A New York Mina (Alba Rohrwacher) incontra Jude (Adam Driver) del quale si innamora. I due si sposano conducendo una vita tranquilla fino a quando Mina, incinta, incontra una guida spirituale che le dice che il figlio che porta in grembo sarà un bambino ‘indaco’, cioè, secondo la subcultura New Age, con capacità speciali o soprannaturali. La donna, quindi, sviluppa nei confronti del figlio un’attenzione morbosa. Lo tiene lontano dalla luce e dai contatti con il mondo esterno, nutrendolo solo con certi cibi in certi orari. Sarà Jude ad accorgersi di come il bimbo non stia crescendo bene, portandolo dal pediatra e scoprendo la sua denutrizione, inizierà un braccio di ferro tra i due genitori per la crescita del piccolo.

Tematiche attuali, tematiche che fanno riflettere e anche un po’ tremare i polsi. Una spontaneità nella  messa in scena che però, nella sua grandezza, sembra essere studiata a tavolino. Due interpreti come Adam Driver e Alba Rohrwacher in completo stato di grazia. Questo è Hungry Hearts, un film che colpisce e fa male, che si vive in prima persona in uno stile molto lontano dal cinema italiano più classico, buttando un occhio  al grande cinema d’ oltreoceano.

E i riferimenti non vanno cercati in un solo genere. La forza del film di Costanzo sta proprio nella commistione di generi che non cozzano mai tra di loro, ma anzi trovano una loro perfetta armonia. Ed ecco che allora Hungry Hearts parte come una commedia romantica, con un simpatico siparietto in piano sequenza che ci permette di conoscere i due protagonisti, per poi passare lentamente al dramedy e trasformarsi pienamente in drammatico e finire in thriller.

L’opera è prima di tutto un racconto di corpi che si cercano e si respingono con la stessa intensità, che non possono staccarsi, ma allo stesso tempo si ricercano e si esplorano, muovendosi in piccoli spazi dove la telecamera non lascia mai i suoi due protagonisti, in una danza prima dolce, ma che si trasforma ben presto in infernale.

Mina, una Rohrwacher mai cosi intensa ed instintiva, è una moderna Cappuccetto Rosso che, secondo la sua visione, si ritrova, soprattutto nel finale, ad entrare nella tana del lupo che si nasconde sotto le spoglie del cacciatore salvifico, la madre di Jude, che tiene in custodia il bambino dei due protagonisti.

Lo stesso Jude diventa la trasposizione del pubblico che, attraverso di lui, assaggia il cambiamento di Mina decidendo da che parte stare.

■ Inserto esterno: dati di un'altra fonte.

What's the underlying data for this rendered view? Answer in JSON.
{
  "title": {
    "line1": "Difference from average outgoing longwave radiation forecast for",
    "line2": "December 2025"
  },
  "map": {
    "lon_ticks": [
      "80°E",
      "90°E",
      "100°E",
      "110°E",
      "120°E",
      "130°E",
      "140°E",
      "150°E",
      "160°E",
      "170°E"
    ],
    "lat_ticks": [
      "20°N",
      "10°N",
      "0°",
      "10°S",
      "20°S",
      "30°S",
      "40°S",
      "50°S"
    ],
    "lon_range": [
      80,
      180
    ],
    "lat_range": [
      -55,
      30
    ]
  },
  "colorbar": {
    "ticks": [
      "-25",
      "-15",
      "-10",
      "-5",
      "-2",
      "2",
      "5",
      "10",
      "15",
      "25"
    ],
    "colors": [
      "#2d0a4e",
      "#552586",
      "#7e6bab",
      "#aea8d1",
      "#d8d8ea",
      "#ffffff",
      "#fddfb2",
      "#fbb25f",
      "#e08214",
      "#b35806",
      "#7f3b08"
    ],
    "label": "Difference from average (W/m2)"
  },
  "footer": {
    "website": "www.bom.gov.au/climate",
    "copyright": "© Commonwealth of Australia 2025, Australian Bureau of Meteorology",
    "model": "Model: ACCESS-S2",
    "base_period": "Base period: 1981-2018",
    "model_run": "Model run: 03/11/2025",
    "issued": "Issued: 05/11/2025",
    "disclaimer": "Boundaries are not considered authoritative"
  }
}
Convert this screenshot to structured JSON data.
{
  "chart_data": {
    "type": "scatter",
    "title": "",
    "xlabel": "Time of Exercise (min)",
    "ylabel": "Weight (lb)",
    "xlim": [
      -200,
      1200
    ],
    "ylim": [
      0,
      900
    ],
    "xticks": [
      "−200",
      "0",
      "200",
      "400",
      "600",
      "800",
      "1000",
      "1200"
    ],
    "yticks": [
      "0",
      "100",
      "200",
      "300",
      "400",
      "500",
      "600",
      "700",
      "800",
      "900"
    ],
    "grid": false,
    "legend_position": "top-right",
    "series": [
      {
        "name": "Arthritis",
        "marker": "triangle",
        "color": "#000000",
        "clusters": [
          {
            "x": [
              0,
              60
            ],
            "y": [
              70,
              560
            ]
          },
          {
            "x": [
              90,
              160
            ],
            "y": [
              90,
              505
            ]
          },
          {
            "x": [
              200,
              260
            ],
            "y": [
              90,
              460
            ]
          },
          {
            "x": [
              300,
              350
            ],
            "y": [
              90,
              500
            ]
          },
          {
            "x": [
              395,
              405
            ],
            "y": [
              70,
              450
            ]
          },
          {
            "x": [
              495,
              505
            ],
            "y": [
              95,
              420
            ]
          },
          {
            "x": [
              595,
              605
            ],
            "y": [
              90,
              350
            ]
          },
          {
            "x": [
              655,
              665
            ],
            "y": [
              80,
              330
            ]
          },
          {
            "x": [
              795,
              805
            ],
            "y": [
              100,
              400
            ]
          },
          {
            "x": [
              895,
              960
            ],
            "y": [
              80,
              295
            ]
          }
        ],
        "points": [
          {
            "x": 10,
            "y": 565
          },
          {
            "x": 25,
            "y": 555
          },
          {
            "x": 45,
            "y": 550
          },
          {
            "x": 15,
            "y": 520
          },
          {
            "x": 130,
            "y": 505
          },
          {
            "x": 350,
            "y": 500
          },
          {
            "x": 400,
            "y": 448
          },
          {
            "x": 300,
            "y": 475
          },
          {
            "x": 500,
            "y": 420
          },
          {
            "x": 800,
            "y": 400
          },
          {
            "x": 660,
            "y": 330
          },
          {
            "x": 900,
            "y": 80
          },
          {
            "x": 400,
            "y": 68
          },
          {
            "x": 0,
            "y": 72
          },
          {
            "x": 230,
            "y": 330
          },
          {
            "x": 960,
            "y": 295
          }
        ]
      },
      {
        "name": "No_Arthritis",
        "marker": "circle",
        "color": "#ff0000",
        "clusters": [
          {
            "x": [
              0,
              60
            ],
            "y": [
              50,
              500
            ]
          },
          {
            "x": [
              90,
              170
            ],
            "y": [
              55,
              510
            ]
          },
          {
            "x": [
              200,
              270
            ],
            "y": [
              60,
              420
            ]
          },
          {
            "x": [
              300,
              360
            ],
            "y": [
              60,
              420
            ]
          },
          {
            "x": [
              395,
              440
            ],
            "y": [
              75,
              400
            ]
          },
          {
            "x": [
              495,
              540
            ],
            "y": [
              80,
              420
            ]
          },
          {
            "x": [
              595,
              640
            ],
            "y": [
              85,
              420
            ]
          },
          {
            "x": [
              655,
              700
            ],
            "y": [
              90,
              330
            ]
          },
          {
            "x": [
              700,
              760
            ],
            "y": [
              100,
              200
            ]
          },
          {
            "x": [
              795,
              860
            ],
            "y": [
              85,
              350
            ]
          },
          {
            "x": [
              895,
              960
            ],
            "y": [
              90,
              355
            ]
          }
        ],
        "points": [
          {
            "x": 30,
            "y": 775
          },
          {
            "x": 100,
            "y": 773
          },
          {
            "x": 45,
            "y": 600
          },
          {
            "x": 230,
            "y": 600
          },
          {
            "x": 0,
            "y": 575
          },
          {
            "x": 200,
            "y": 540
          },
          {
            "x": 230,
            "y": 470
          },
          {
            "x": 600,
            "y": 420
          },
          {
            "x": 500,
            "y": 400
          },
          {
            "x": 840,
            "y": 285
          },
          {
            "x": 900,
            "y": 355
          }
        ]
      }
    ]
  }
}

Costanzo racconta tutto con estremo candore, dove, come detto, è facile prendere posizione, e lo fa con semplicità dolorosa, scavando nella psiche primordiale,  totalmente instintiva del ruolo genitoriale. Due cuori affamati, come dice il titolo, che hanno bisogno d’amare e di essere amati ma che scatenano un conflitto interno solvibile solo con la continua ricerca utopica dell’innocenza, li dove però,  si nascondono i demoni.